When validating a commonly used register-based definition of IBD, 57 of 61 participants in this study were confirmed to have IBD on medical records, corresponding to a PPV of 93%. In 2017, Jakobsson et al. validated adult IBD diagnoses in the Swedish Quality Register for IBD [49], finding a PPV of 93% for IBD but somewhat lower PPVs for IBD subtypes. More recently, Mouratidou et al. reported a PPV of 93% for childhood-onset IBD with at least two diagnostic IBD listings in the Swedish NPR [12] and an even higher PPV for patients with pathology reports consistent with IBD [50].

While our findings align with these previous Swedish validation studies [12, 49], our data go beyond by showing a similar validity of register-based IBD in a cohort of Swedish children and young adults often diagnosed outside tertiary care settings. Moreover, Danish NPR data have shown a high PPV for IBD in the medical records of adults [50], with increasing PPV with a higher number of IBD listings, ranging from a PPV of 78% for one IBD listing to a PPV of 90% for at least two listed IBD diagnoses. Also, Swedish data have shown a PPV for IBD of only 74% with one diagnostic listing of IBD, which implies that a register-based IBD algorithm using one IBD listing would yield a high proportion of false positives, hampering cohort studies on IBD. The high quality of IBD diagnostic data of the NPR shown in this and other Swedish studies agrees with validation data on many, but not all, chronic diseases with PPV ranging from 85 to 95% [23].

Strengths and limitations

This study has several strengths, including using register-based and electronic medical record data to describe the epidemiology and clinical phenotype of IBD in children and young adults. Using a sample from the population-based, large-scale ABIS cohort minimises the risk of selection bias and ensures high generalisation of our results across similar populations and healthcare settings. In addition, diagnoses from the ABIS cohort were confirmed through an extensive review of medical records obtained from regional and tertiary care university hospitals.

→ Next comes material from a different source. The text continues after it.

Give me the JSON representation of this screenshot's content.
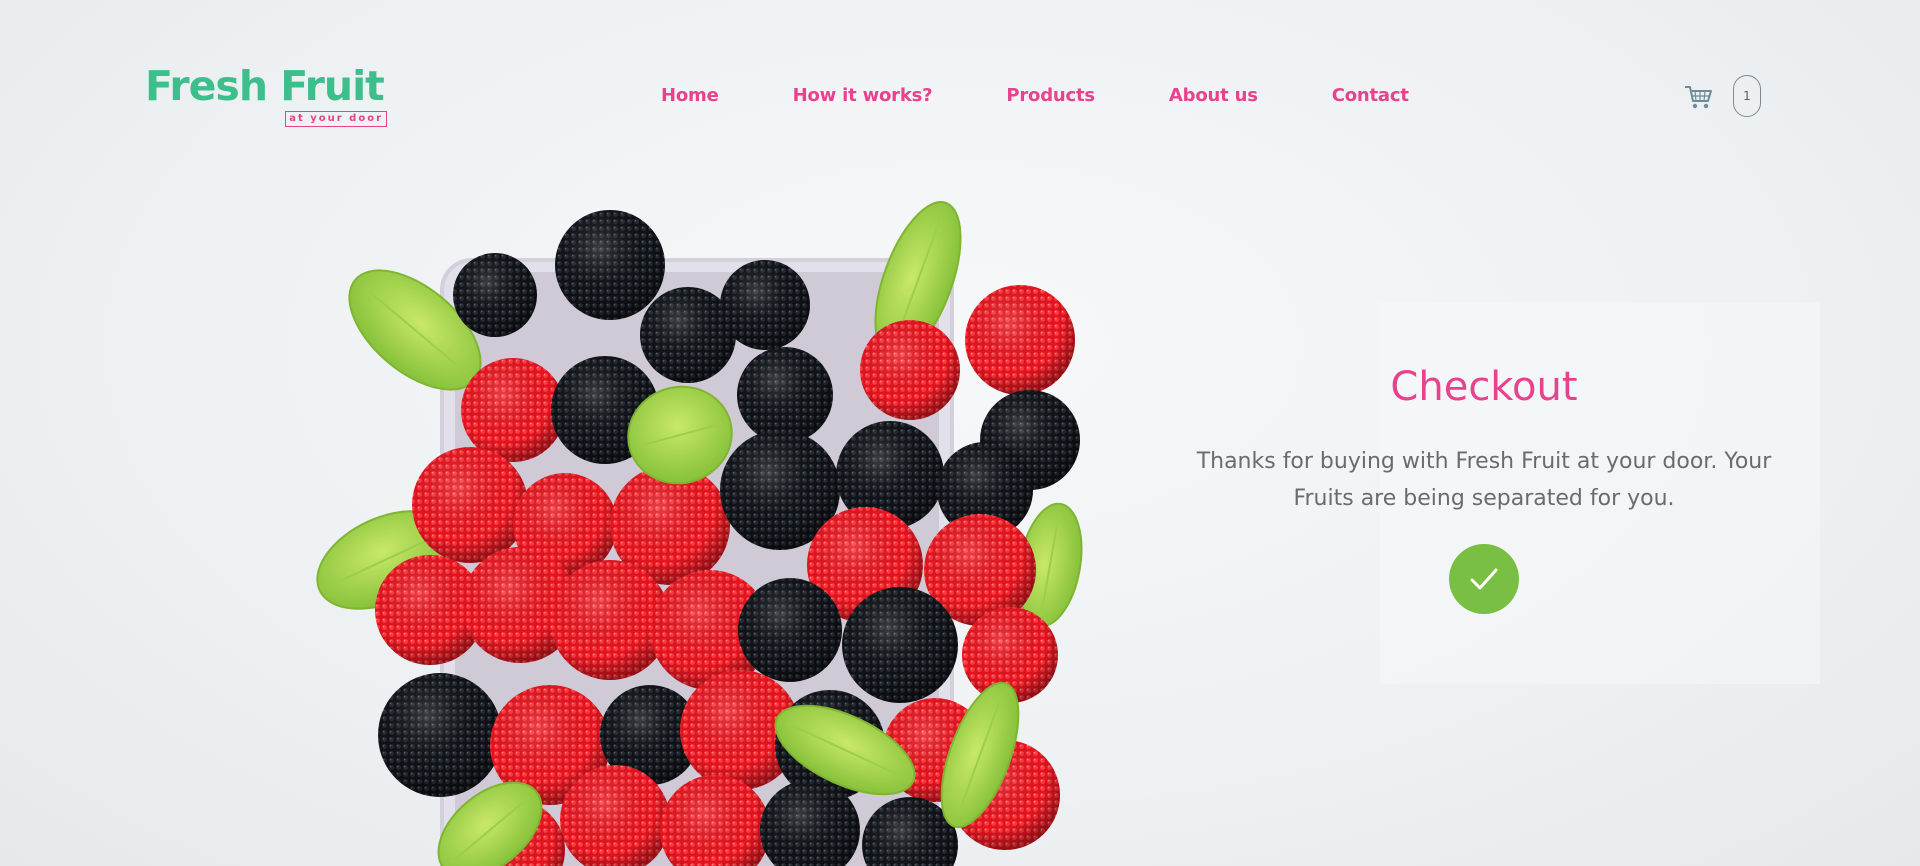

This study has several limitations. First, we could not recover the medical records for 16/77 (21%) requested participants with a register-based IBD diagnosis. Consequently, our verification was based on a subgroup of IBD patients identified in ABIS, and it is unknown how missing data may have affected our results. Second, we could not check the PPVs for specific IBD subtypes because of limited sample size. Finally, the validation of IBD diagnoses was not blinded and was essentially limited to childhood-onset cases diagnosed by the end of 2017.

Conclusions

In this cohort of children and young adults the incidence of IBD was 31.3 per 100,000 PYR of follow-up, with a cumulative IBD incidence of 0.74%. We found a minimum of two IBD diagnostic listings in the NPR to be highly consistent with a clinical IBD diagnosis which supports using NPR data to identify IBD patients in cohort studies.